Essais
Vie,vieillesse et mort d’une femme du peuple: le poignant témoignage de Didier Eribon.

Vie,vieillesse et mort d’une femme du peuple: le poignant témoignage de Didier Eribon.

23 May 2023 | PAR Jean-Marie Chamouard

 

Didier Eribon est philosophe et sociologue. Il décrit la maladie, l’admission en maison de retraite et la mort de sa mère. A son expérience de fils s’associe une réflexion approfondie sur la vieillesse et la dépendance dans notre société.

Une femme du peuple

Cette fois, c’est inexorable!
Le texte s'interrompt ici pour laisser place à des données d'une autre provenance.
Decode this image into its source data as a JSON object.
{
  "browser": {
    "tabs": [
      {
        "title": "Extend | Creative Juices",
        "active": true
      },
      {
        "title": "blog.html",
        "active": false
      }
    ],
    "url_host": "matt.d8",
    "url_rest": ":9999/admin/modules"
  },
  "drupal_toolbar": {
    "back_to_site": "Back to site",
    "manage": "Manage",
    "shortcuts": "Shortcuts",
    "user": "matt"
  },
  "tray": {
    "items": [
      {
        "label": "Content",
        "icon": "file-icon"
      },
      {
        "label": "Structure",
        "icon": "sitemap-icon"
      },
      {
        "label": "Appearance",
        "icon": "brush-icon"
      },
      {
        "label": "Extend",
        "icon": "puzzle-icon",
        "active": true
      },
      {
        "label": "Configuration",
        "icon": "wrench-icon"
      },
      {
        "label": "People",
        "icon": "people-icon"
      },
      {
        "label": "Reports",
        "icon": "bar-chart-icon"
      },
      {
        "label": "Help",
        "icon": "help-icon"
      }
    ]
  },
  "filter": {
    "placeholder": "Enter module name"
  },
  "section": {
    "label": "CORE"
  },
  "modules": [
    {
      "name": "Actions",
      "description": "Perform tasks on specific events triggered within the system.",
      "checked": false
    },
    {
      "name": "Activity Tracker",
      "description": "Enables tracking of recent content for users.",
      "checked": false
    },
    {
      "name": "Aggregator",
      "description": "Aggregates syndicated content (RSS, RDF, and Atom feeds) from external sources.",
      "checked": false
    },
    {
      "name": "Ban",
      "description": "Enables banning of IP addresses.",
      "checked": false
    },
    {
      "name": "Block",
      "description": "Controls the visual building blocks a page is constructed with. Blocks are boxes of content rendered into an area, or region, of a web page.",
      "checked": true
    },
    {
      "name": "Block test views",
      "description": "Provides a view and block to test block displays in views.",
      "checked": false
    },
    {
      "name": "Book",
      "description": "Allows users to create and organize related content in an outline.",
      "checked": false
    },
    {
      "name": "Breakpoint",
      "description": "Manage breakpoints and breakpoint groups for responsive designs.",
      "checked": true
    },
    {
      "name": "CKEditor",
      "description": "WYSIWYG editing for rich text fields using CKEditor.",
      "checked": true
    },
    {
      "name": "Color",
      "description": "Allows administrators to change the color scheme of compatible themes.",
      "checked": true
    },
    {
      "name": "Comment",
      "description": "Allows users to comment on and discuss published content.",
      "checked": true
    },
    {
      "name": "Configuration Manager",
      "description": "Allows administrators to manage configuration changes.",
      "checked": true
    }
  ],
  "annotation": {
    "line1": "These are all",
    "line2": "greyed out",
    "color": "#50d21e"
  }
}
Avec l’aggravation des troubles de la marche, l’apparition de troubles cognitifs, la répétition des chutes, la mère de l’auteur doit rentrer en maison de retraite, en EHPAD (établissement d’hébergement pour personnes âgées dépendantes). Didier Eribon décrit longuement le moment décisif de l’admission, un changement radical et définitif dans la vie de sa mère. Malgré les propos rassurants de ses fils: «Ils vont bien s’occuper de toi ici, tu verras, tu seras bien ici», ce moment est un arrachement à sa vie d’avant, tout juste consenti, «car il n’y a pas d’autre solution». C’est l’entrée dans un monde clos, un monde de solitude et de relégation sociale. Peu à peu son état de santé se dégrade, elle perd toute autonomie et devient de plus en plus confuse. Elle paraît avoir renoncé, plus ou moins consciemment, à vivre et avoir succombé d’un «syndrome de glissement» moins de deux mois après son arrivée.
Avec elle, disparaît celle qui reliait son présent à son passé. Alors Didier Eribon revoit la vie de sa mère, femme de ménage puis ouvrière, mariée pendant 56 ans à un homme qu’elle n’aimait pas mais dont elle a eu quatre fils. Il fait cette constatation terrible, ma mère a été malheureuse toute sa vie. Il raconte comme il s’est rapproché de sa mère lors des dernières années de sa vie, malgré le fossé culturel, malgré son racisme consternant. Il parle aussi de son parcours de «transfuge de classe», sa réussite sociale, universitaire comportant une part de trahison et inévitablement une mauvaise conscience. «Fils n’oubliez pas que vos mères sont mortelles». Cet avertissement est aussi une émouvante déclaration d’amour à sa mère, malgré toutes leurs divergences.

Un porte parole du grand âge

Le témoignage de Didier Eribon sur la vieillesse et les EPHAD est très touchant, très percutant aussi par la justesse, la sincérité du propos. Le portrait de sa mère est très vivant, riche en couleurs en particulier quand il revoit des scènes de la vie quotidienne de son enfance. Son ressenti de fils devant la fin de vie de sa mère s’harmonise parfaitement avec une réflexion approfondie philosophique et sociologique. L’ancrage biographique de son travail théorique est réussi. L’analyse sociologique est fine sur les croyances, le mode de vie de la classe ouvrière mais aussi les violences conjugales ou la construction de l’identité. Le propos est plus politique lorsqu’il dénonce le manque de moyens dans les maisons de retraites qui peut conduire à une maltraitance des malades et du personnel. Il s’appuie sur l’ouvrage de Simone de Beauvoir, «La vieillesse» pour élargir le propos. Les personnages âgées dépendantes sont dépourvues de parole collective, invisibles. Comment être leur porte parole? C’est l’un des buts de l’auteur: «Faire entendre leur voix».
Didier Eribon parvient à leur donner une voix dans ce livre passionnant, un livre très utile pour comprendre les enjeux familiaux et sociétaux du vieillissement.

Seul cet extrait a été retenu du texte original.